Sirah Nabawiyah

Montgomery: Afirmasi Kenabian Muhammad dan Kritik Pengaruh Kristen dan Yahudi terhadap Ajaran Islam

Senin, 23 September 2024 | 12:00 WIB

Montgomery: Afirmasi Kenabian Muhammad dan Kritik Pengaruh Kristen dan Yahudi terhadap Ajaran Islam

Ilustrasi William Montgomery Watt. Sumber: NU Online

Ketokohan Nabi Muhammad SAW tidak hanya menarik perhatian umat Islam saja, tetapi juga umat-umat lain yang tidak menjadikan Islam sebagai agama mereka. Kajian seputar kehidupannya tak pernah berhenti kendati Nabi telah wafat hampir satu setengah milenium yang lalu. Salah satu golongan non-muslim yang getol mengkaji sosok Nabi Muhammad adalah akademisi Barat yang kerap disebut orientalis.


Tidak dipungkiri bahwa banyak kajian mengenai Nabi Muhammad yang dipelopori oleh orientalis yang bernada sumbang. Namun fakta ini tidak menggoyahkan fakta lain bahwa beberapa orientalis menilai positif tokoh Nabi Muhammad.


Salah satu orientalis Barat yang condong membela Nabi adalah William Montgomery Watt (1909-2006). Dosen di Universitas Edinburgh sekaligus uskup Gereja Anglikan berkebangsaan Skotlandia ini mengenal Islam lewat seorang imigran muslim asal India. Ia kemudian menekuni kajian Islam di bawah bimbingan Richard Bell. Di antara karya-karya Montgomery yang dikenal luas adalah Muhammad at Mecca, Muhammad at Madina, dan Muhammad: Prophet and Stateman. 
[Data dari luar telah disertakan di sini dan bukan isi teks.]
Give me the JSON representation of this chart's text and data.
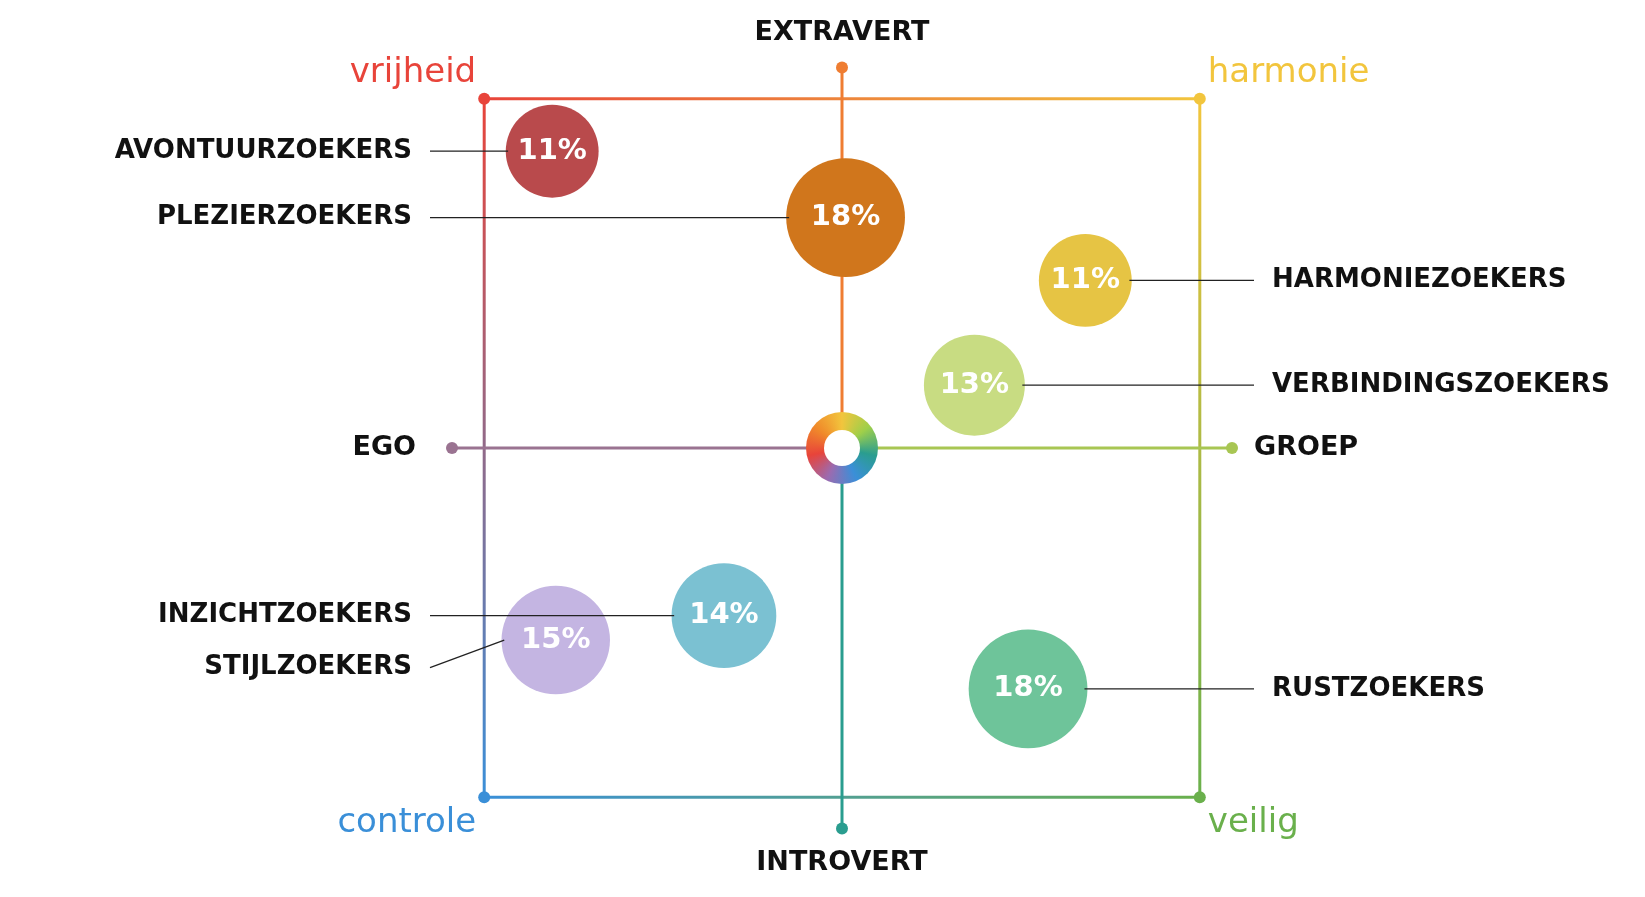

Ia tak sungkan mengafirmasi kenabian Muhammad yang banyak disangsikan oleh para orientalis. Ia mengakui bahwa Muhammad mendapat wahyu pertama saat ia tengah mengasingkan diri untuk beribadah dan bermeditasi di Gua Hira’. Yang menjadi catatan adalah Montgomery mengklaim bahwa pada awalnya Muhammad mengira bahwa yang mendatanginya adalah Tuhan sendiri. Setelah ingat akan ajaran Yahudi bahwa Tuhan tak bisa terlihat, Muhammad baru sadar bahwa yang mendatanginya adalah Malaikat Jibril (William Montgomery Watt, Muhammad: Prophet and Statesman, [Oxford: Oxford University Press, 1961], hal. 11-15).


Profesor tamu di sejumlah universitas seperti Universitas Toronto dan Universitas Georgetown ini juga menampik beberapa tuduhan miring yang mengikis kemaksuman Nabi. Banyak orientalis yang menganggap Nabi menderita epilepsi sehingga berhalusinasi mendapatkan wahyu dari Tuhan. 
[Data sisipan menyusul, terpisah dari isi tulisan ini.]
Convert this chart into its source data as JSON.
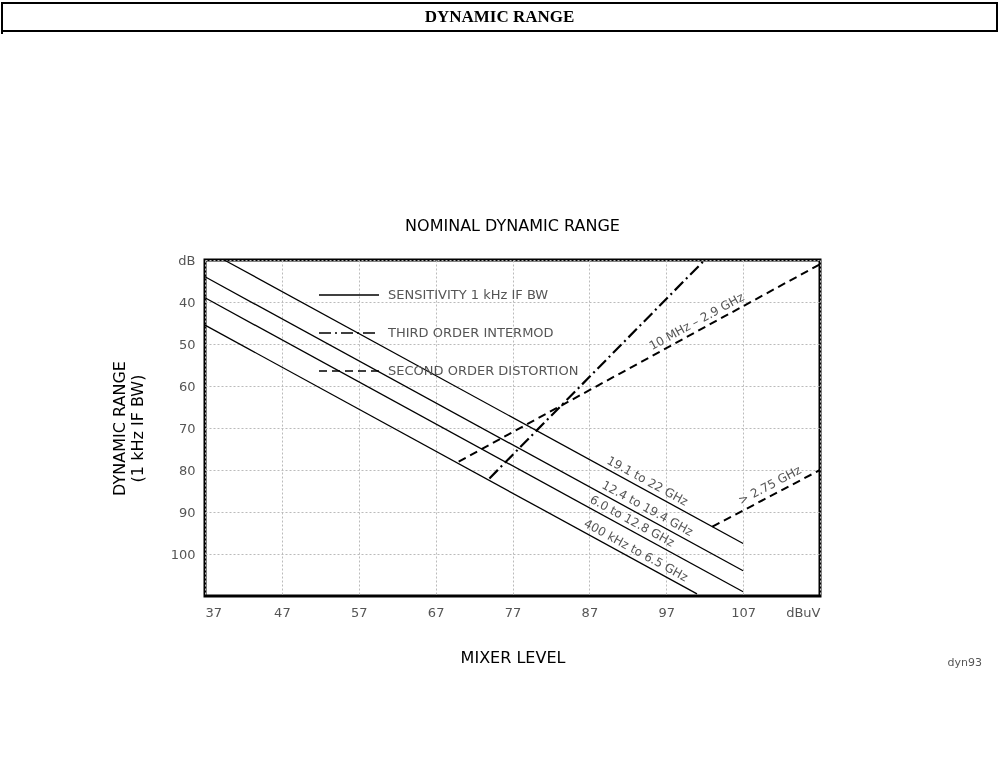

Montgomery berpendapat bahwa jika benar Muhammad terkena epilepsi, tentu ia akan menjadi penyintas kecacatan fisik ataupun mental sebagai efek sampingnya. Pada kenyataannya, tidak ada sumber yang mengatakan bahwa Muhammad memiliki keterbatasan mental maupun fisik seumur hidupnya (Watt, 1961: 19).


Ia juga menepis isu bahwa motif pernikahan Nabi dengan Sayyidah Khadijah adalah motif ekonomi. Seperti yang kita tahu, Muhammad muda adalah seorang yatim-piatu yang miskin namun punya integritas dan kemampuan berdagang yang tinggi. Banyak orientalis menganggap bahwa Nabi memanfaatkan dua hal ini untuk mendapatkan cinta bosnya sendiri, Khadijah, saudagar kaya yang menempati strata tinggi di kalangan masyarakat Makkah.


Montgomery mengatakan bahwa jika memang motif Nabi mempersunting Khadijah adalah harta, mengapa Nabi tak langsung menikah dengan wanita lain selepas wafatnya Khadijah? Bahkan di beberapa riwayat dijelaskan bahwa satu-satunya istri Nabi yang dinikahi dalam keadaan perawan, ‘Aisyah RA, sering cemburu kepada Khadijah RA, kendati istri pertama Nabi itu tidak pernah ditemuinya sama sekali.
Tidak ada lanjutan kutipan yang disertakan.